Overheard last week in DC at a right-wing legal convention: “We’ve all but confirmed that Ken Starr is going to take the case.”–Jordan Lorence, senior counsel, Alliance Defense Fund.
The involvement of the former Clinton special prosecutor in efforts to preserve California’s new ban on gay marriage really wouldn’t come as much of a surprise. Two years ago, Starr, now dean of the Pepperdine law school, represented a bunch of anti-gay marriage groups, including the Mormon Church, in amicus briefs in some of California’s gay marriage litigation. He’s been involved in the issue for a while, now. Given the intense interest in other people’s sex lives that Starr demonstrated during his investigation of the Lewinsky scandal, he seems a perfect fit for the job.

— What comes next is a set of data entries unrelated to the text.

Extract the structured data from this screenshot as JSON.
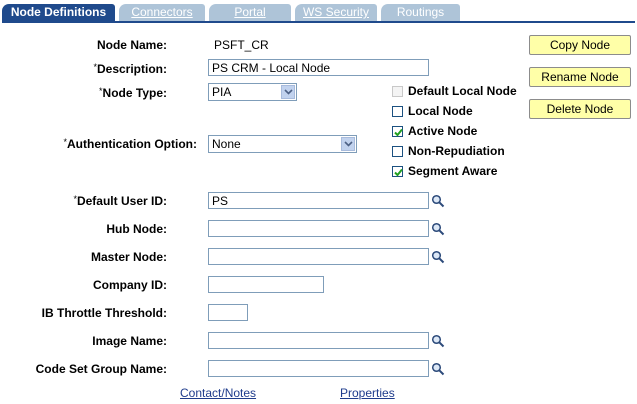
{
  "tabs": [
    {
      "label": "Node Definitions",
      "active": true
    },
    {
      "label": "Connectors",
      "active": false
    },
    {
      "label": "Portal",
      "active": false
    },
    {
      "label": "WS Security",
      "active": false
    },
    {
      "label": "Routings",
      "active": false
    }
  ],
  "form": {
    "node_name_label": "Node Name:",
    "node_name_value": "PSFT_CR",
    "required_mark": "*",
    "description_label": "Description:",
    "description_value": "PS CRM - Local Node",
    "node_type_label": "Node Type:",
    "node_type_value": "PIA",
    "auth_label": "Authentication Option:",
    "auth_value": "None",
    "default_user_label": "Default User ID:",
    "default_user_value": "PS",
    "hub_node_label": "Hub Node:",
    "hub_node_value": "",
    "master_node_label": "Master Node:",
    "master_node_value": "",
    "company_id_label": "Company ID:",
    "company_id_value": "",
    "throttle_label": "IB Throttle Threshold:",
    "throttle_value": "",
    "image_name_label": "Image Name:",
    "image_name_value": "",
    "code_set_label": "Code Set Group Name:",
    "code_set_value": ""
  },
  "checkboxes": [
    {
      "label": "Default Local Node",
      "checked": false,
      "disabled": true
    },
    {
      "label": "Local Node",
      "checked": false,
      "disabled": false
    },
    {
      "label": "Active Node",
      "checked": true,
      "disabled": false
    },
    {
      "label": "Non-Repudiation",
      "checked": false,
      "disabled": false
    },
    {
      "label": "Segment Aware",
      "checked": true,
      "disabled": false
    }
  ],
  "buttons": {
    "copy": "Copy Node",
    "rename": "Rename Node",
    "delete": "Delete Node"
  },
  "links": {
    "contact_notes": "Contact/Notes",
    "properties": "Properties"
  },
  "icons": {
    "lookup": "magnifier-icon",
    "dropdown": "chevron-down-icon",
    "check": "check-icon"
  },
  "colors": {
    "tab_active": "#1f4a8c",
    "tab_inactive": "#aec4d8",
    "button_bg": "#ffffa8",
    "link": "#1f3c8c"
  }
}
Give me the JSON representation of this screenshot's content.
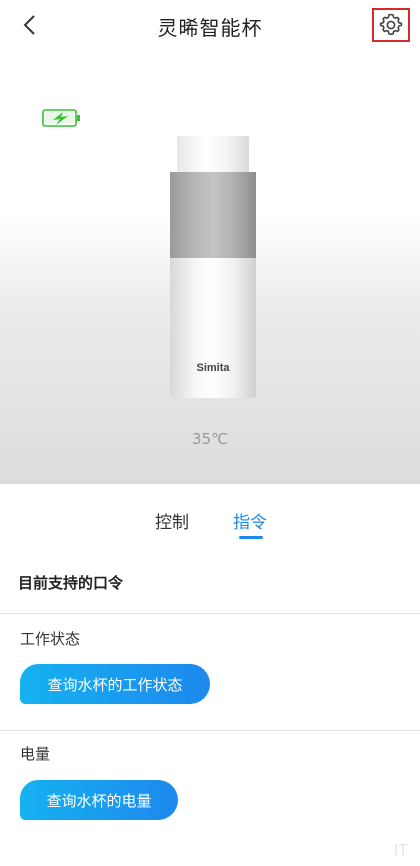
{
  "header": {
    "title": "灵晞智能杯"
  },
  "device": {
    "brand": "Simita",
    "temperature": "35℃",
    "battery_charging": true
  },
  "tabs": [
    {
      "label": "控制",
      "active": false
    },
    {
      "label": "指令",
      "active": true
    }
  ],
  "commands": {
    "header": "目前支持的口令",
    "groups": [
      {
        "label": "工作状态",
        "button": "查询水杯的工作状态"
      },
      {
        "label": "电量",
        "button": "查询水杯的电量"
      }
    ]
  },
  "watermark": "IT",
  "colors": {
    "accent": "#1a8be9",
    "pill_start": "#15b2f0",
    "pill_end": "#1d88ee",
    "battery": "#35c236",
    "highlight_box": "#d52a2a"
  }
}
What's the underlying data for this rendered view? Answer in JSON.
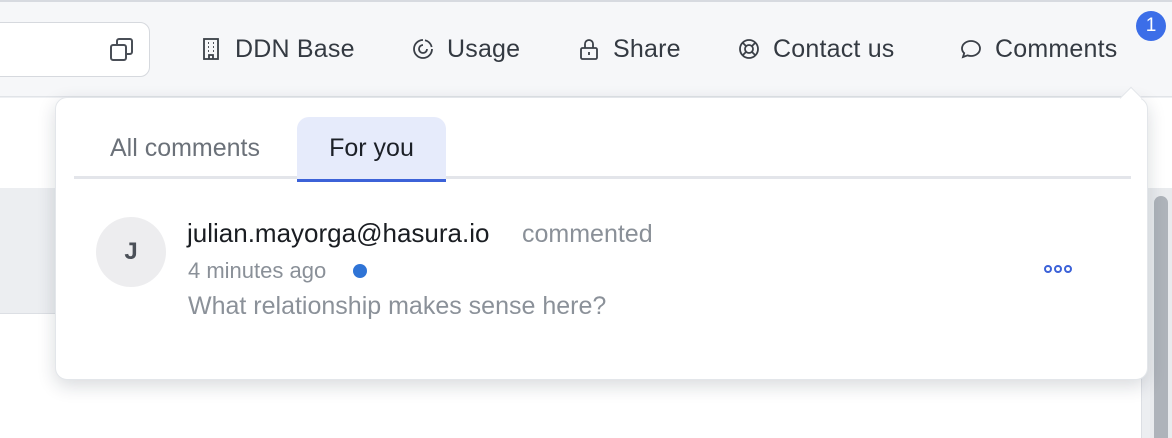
{
  "topbar": {
    "copy_icon": "copy-icon",
    "nav": [
      {
        "label": "DDN Base",
        "icon": "building-icon"
      },
      {
        "label": "Usage",
        "icon": "chart-pie-icon"
      },
      {
        "label": "Share",
        "icon": "lock-icon"
      },
      {
        "label": "Contact us",
        "icon": "lifebuoy-icon"
      },
      {
        "label": "Comments",
        "icon": "chat-bubble-icon"
      }
    ],
    "comments_badge": "1"
  },
  "comments_panel": {
    "tabs": [
      {
        "label": "All comments",
        "active": false
      },
      {
        "label": "For you",
        "active": true
      }
    ],
    "items": [
      {
        "avatar_initial": "J",
        "author": "julian.mayorga@hasura.io",
        "action": "commented",
        "time": "4 minutes ago",
        "unread": true,
        "text": "What relationship makes sense here?",
        "more_icon": "more-dots-icon"
      }
    ]
  },
  "colors": {
    "accent": "#3c62d8",
    "badge": "#3c6ee8",
    "unread_dot": "#2f74d6",
    "tab_active_bg": "#e6ebfb"
  }
}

Of course, when I asked him at the Federalist Society conference to confirm the gossip, he said with a laugh, “No comment.” Later, I asked Lorence whether he had indeed confirmed Starr as counsel. Looking a bit shocked that he’d been caught blabbing out of school, he pleaded ignorance, suggesting that he had no intelligence on the matter whatsoever, despite his earlier boasts to a Harvard law student about his inside line to Starr. He did confirm that he would not be doing the arguing himself, nor would another lawyer from the alliance who has argued such cases before. I take all this to mean that Starr is likely to take the case.